WBEZ could support the local music scene by taping and airing shows from clubs around the city like the Velvet Lounge and the new Jazz Showcase. It would cost almost nothing to produce (I bet technicians would volunteer), would not require much equipment, and the club operators and musicians would love the exposure. It would give WBEZ proprietary property they could license and sell. It would be more fun to listen to than old Coltrane or Thundering Herd records (sorry about that) and be more appealing to the 18-34 demographic. This can also be done with other genres and venues like the Old Town School.


Some great people were laid off on Friday... people with years of institutional knowledge and great ideas for moving public radio forward.

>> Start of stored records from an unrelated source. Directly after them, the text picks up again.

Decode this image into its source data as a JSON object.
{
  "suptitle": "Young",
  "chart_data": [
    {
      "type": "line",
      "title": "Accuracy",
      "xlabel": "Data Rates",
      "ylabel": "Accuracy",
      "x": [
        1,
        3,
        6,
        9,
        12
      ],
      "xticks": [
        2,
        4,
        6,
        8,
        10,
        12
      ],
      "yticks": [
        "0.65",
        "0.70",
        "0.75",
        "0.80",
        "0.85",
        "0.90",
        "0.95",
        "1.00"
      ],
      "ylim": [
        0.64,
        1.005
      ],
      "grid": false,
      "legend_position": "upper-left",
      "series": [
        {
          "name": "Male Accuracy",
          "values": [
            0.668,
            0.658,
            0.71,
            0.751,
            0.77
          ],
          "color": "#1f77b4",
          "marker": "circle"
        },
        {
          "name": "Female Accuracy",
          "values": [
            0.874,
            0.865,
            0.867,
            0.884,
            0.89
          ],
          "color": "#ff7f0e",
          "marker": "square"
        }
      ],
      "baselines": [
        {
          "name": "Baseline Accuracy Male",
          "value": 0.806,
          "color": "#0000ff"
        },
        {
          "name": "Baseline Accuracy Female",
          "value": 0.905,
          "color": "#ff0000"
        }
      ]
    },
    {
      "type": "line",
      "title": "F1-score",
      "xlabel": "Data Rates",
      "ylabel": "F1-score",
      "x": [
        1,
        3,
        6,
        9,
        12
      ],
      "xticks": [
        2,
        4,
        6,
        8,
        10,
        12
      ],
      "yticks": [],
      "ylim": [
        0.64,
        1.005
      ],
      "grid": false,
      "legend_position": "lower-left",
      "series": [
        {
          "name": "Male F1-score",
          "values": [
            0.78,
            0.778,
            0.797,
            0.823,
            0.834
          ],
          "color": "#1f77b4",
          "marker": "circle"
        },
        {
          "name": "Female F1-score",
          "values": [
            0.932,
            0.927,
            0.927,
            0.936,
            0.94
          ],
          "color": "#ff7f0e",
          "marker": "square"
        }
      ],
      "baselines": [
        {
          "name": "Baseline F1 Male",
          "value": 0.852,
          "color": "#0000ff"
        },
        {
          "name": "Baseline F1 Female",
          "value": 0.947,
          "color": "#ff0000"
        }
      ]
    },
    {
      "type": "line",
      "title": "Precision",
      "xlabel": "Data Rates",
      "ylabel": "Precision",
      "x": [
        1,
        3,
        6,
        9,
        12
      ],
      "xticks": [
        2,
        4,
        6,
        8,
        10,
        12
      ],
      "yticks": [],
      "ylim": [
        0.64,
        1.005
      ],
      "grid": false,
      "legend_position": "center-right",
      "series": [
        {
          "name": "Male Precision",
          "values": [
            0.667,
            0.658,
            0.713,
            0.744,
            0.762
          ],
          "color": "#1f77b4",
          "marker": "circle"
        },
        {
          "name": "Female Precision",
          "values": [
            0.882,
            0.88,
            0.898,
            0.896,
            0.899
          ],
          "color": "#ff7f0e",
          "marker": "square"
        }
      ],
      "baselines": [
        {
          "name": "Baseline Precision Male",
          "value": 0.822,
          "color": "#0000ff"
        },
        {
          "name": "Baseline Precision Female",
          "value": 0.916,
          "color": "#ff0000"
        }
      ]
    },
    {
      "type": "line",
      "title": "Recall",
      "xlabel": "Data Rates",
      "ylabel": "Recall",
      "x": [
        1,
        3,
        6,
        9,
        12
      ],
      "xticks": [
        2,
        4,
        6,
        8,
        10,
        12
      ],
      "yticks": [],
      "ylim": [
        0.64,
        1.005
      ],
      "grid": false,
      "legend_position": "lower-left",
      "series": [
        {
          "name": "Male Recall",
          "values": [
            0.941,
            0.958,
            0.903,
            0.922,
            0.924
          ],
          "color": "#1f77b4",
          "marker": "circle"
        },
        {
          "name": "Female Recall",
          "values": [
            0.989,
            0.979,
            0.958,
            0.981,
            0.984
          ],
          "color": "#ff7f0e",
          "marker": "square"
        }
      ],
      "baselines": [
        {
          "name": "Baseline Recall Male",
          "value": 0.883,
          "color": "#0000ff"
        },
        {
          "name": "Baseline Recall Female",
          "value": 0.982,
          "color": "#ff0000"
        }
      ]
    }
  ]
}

Malatia is an idiot. He has visions for Vocalo that aren’t even shared with the staff. Most of the Vocalo staff was surprised to find out that even after the new tower went up, most of Chicago can’t even tune in to listen.

The money spent on Vocalo is criminal, given the number of listeners and visitors to its Web site. I receive more visitors to my blog, and that only costs me about $5/month to maintain.


The house is on fire but there is an arsonist. All board meetings are for the public to attend and everyone should [be] at the next one. They have to be posted on the Web site. More than $2 million spent on Vocalo annually with a radio signal that doesn’t [reach] north of the river.


Shame on You, CPC Board

Re “Cropped Out: The board of the Chicago Photography Center fires founder Richard Stromberg” by Deanna Isaacs, November 27

This is the saddest situation and a travesty to a gifted and inspirational community leader. I was one of the early contributors to CPC, and it was Richard’s passion for photography and philosophy for community that drew me in. He cultivated my photographic eye, supported my early efforts, and helped me grow. If he stands firm on principles, it is because of his moral commitment to both community and to ensuring that photography remains an combination of art and journalism. Richard’s unbelievable energy was the source of the CPC community and the center itself. It literally could not have happened without him. Shame on you, CPC board, for your failure to deal respectfully with someone who gave so much to you.

Terry Hush

Editor’s note: Many comments posted after this story online were eliminated by readers who flagged them as inappropriate, triggering programmed deletion. Some of those comments were posted under the names of people who posted later comments to say their identities had been hijacked.